Matta-Clark had a social mission as well as a conceptual one. He challenged the idea of architecture as a monument – and there was something in Conical Intersect about urban renewal displacing and gentrifying, and the arbitrary nature of property and ownership. He predicted the inequality of space. As someone who works in forms such as opera and theatre, do you think about how to create spaces that are equitable?

And it was so long ago! It is a huge problem for audiences. It is similar to my students – if you poll them, the likelihood that they come from middle-class families and have a private education is so high. To dream of yourself in a sustaining and nourishing, gainfully employed situation that is also in the arts, takes a degree of exposure at a young age and a certain set of advantages. The audiences… as much as you want to think that we are broadening them and making things open and accessible and dynamic, it is slow. It is a long game. You can finish a show and think, That came out really well, and then realise that only 8000 people saw it. It is hard.

Matta-Clark’s life was cut short by cancer and he was driven by ideas of impermanence. He also created art out of food debris, garbage. You work in performance, which is transient. How does ephemerality shape your process?

I am really thankful for that – so we don’t have to look at our own mistakes! I really do appreciate that my work is fleeting and that you can have this confluence of creative energies. Design is a big part of that and there is so much shared authorship and artistry – everyone should feel a sense of ownership of what the environment becomes. Among the known contributors, there is a host of other authors. And then it is done! I’m quite fine with that.

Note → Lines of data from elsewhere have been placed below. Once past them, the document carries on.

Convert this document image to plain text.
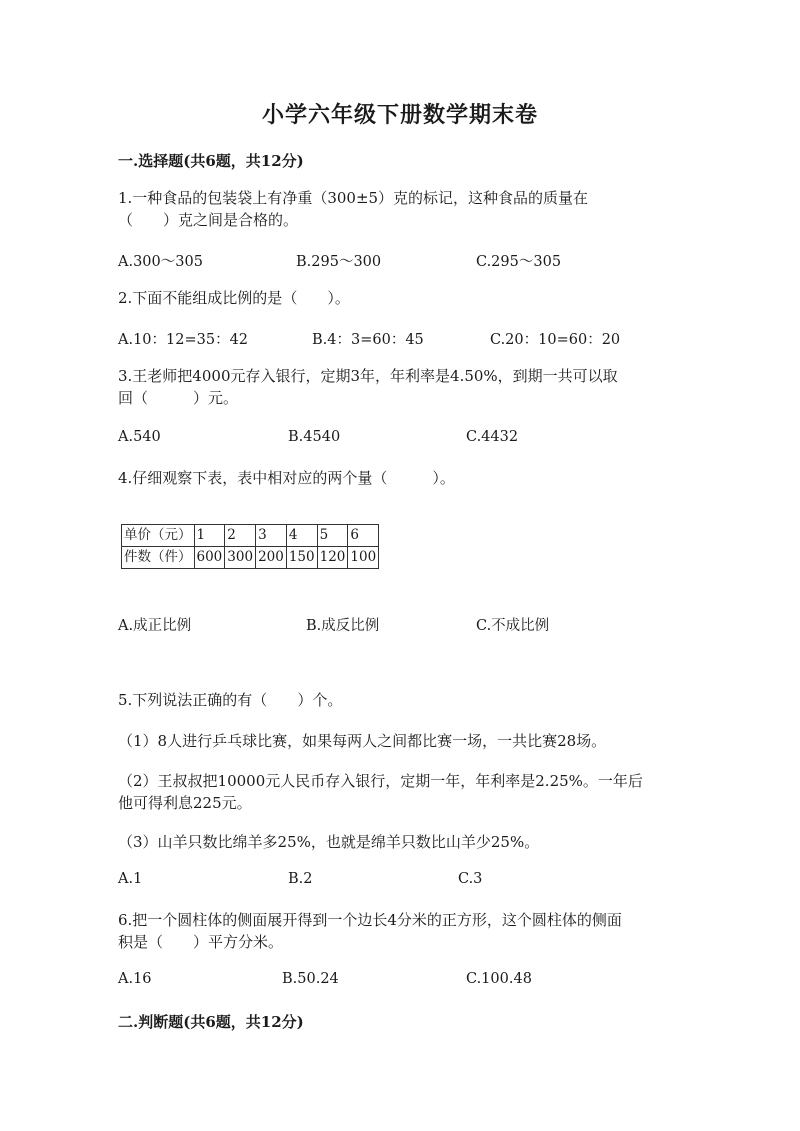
小学六年级下册数学期末卷
一.选择题(共6题，共12分)
1.一种食品的包装袋上有净重（300±5）克的标记，这种食品的质量在
（　　）克之间是合格的。
A.300～305	B.295～300	C.295～305
2.下面不能组成比例的是（　　）。
A.10：12=35：42	B.4：3=60：45	C.20：10=60：20
3.王老师把4000元存入银行，定期3年，年利率是4.50%，到期一共可以取
回（　　　）元。
A.540	B.4540	C.4432
4.仔细观察下表，表中相对应的两个量（　　　）。
单价（元）	1	2	3	4	5	6
件数（件）	600	300	200	150	120	100
A.成正比例	B.成反比例	C.不成比例
5.下列说法正确的有（　　）个。
（1）8人进行乒乓球比赛，如果每两人之间都比赛一场，一共比赛28场。
（2）王叔叔把10000元人民币存入银行，定期一年，年利率是2.25%。一年后
他可得利息225元。
（3）山羊只数比绵羊多25%，也就是绵羊只数比山羊少25%。
A.1	B.2	C.3
6.把一个圆柱体的侧面展开得到一个边长4分米的正方形，这个圆柱体的侧面
积是（　　）平方分米。
A.16	B.50.24	C.100.48
二.判断题(共6题，共12分)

Do you think about the response you are trying to spark in a viewer for whom your work might only exist as a memory?

I do think about the series of moods that I am trying to evoke when the audience is first sitting down. Is this an environment that welcomes them or repels them or makes them feel ill? These are questions that are trying to manipulate experiences and feelings of the audience member. But I don’t think about what they will take away from it.

[For Hour of the Wolf], I have the good fortune of working with [director] Matthew Lutton and [writer] Keziah Warner. Matt is slightly neurotic in his attention to detail because the play requires it. It is like a choose-your-own-adventure. What you are experiencing is largely coming through audio. Without Matt’s analytical and structured mind, you could be overwhelmed.

We started a year ago, with broad brushstrokes. We have been pushing walls around for a good few months. The layout and the evolution of the script has been hand in hand. It has been wild.